The three drivers of inflation are:  cost push, wage push, and demand pull.

Cost push:  when the cost of goods on the market rise without regard to local wages or monetary policy; petrol is a prime example.

Wage push:  when cost of goods on the market rise due to wage growth beyond productivity growth; allegedly happened in the US in the 1960's.

Demand pull:  when prices of goods on the market rise due to increase of cash available to buyers, generally attributed to machinations by the nation's monetary authority, but only when the cash is distributed to the consuming public (the recent bailout monies distributed in the US went to financial institutions, which goes some way to explaining why the bailout was not only not inflationary, but with increasing obviousness, deflationary).

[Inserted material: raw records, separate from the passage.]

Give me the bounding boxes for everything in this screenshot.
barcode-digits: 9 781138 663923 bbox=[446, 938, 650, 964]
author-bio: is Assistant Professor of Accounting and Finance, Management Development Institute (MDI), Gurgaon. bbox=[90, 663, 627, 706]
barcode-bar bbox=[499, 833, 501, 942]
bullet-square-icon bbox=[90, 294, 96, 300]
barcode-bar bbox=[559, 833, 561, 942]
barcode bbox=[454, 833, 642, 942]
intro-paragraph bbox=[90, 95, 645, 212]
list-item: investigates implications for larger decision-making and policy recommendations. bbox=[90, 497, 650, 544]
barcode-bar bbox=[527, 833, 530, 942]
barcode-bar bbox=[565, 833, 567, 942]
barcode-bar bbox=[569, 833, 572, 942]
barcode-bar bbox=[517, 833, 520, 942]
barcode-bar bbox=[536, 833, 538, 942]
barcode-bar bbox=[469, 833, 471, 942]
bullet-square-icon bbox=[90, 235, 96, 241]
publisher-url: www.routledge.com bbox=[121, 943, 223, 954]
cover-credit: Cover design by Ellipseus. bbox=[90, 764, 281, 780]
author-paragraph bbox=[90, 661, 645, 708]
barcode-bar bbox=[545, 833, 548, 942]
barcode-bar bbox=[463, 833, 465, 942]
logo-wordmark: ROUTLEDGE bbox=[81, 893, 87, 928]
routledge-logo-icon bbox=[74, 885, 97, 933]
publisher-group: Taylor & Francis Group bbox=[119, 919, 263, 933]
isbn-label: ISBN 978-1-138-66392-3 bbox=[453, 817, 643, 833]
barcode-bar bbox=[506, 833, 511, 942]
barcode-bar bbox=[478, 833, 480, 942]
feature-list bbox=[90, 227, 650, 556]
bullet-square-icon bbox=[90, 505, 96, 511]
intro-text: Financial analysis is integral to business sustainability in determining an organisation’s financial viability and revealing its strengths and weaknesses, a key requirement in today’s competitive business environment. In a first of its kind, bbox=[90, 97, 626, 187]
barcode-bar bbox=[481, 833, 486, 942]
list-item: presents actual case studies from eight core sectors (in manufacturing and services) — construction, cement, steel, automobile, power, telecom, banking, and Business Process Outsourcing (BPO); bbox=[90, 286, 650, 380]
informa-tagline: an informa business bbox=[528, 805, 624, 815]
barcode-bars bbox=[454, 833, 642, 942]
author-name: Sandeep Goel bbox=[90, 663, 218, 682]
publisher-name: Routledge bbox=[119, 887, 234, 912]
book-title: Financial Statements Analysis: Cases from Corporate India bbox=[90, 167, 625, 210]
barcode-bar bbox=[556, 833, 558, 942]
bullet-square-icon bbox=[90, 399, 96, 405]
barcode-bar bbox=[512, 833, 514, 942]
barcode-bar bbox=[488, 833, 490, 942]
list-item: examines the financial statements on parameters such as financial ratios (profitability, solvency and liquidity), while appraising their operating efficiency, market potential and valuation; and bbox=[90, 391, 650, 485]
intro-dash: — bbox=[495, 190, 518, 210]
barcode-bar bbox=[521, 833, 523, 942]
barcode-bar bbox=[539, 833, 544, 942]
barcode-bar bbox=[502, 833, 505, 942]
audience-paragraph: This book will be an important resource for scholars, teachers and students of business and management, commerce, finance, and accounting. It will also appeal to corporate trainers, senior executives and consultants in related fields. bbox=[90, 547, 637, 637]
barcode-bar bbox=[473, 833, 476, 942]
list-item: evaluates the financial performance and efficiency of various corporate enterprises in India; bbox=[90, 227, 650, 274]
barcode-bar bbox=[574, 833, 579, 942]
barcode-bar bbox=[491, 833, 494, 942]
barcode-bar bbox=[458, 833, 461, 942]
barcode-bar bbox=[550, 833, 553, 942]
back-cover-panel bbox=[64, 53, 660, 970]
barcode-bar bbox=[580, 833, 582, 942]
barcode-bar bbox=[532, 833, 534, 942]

So, where does Bermuda fall among the three?  From my stay, it is clearly cost push.  The islands are essentially uninhabitable from local sustenance.  Wages to workers simply reflect the cost of stocking goods.  Reducing their wages to that of, say a sharecropper in Alabama, won't reduce the cost of living in Bermuda.  With sufficient police state effort, you might be able to enforce greater poverty on this class of citizen, but if you do, the level of unrest clearly visible on your pages will grow geometrically.  That may be what some Bermudians want.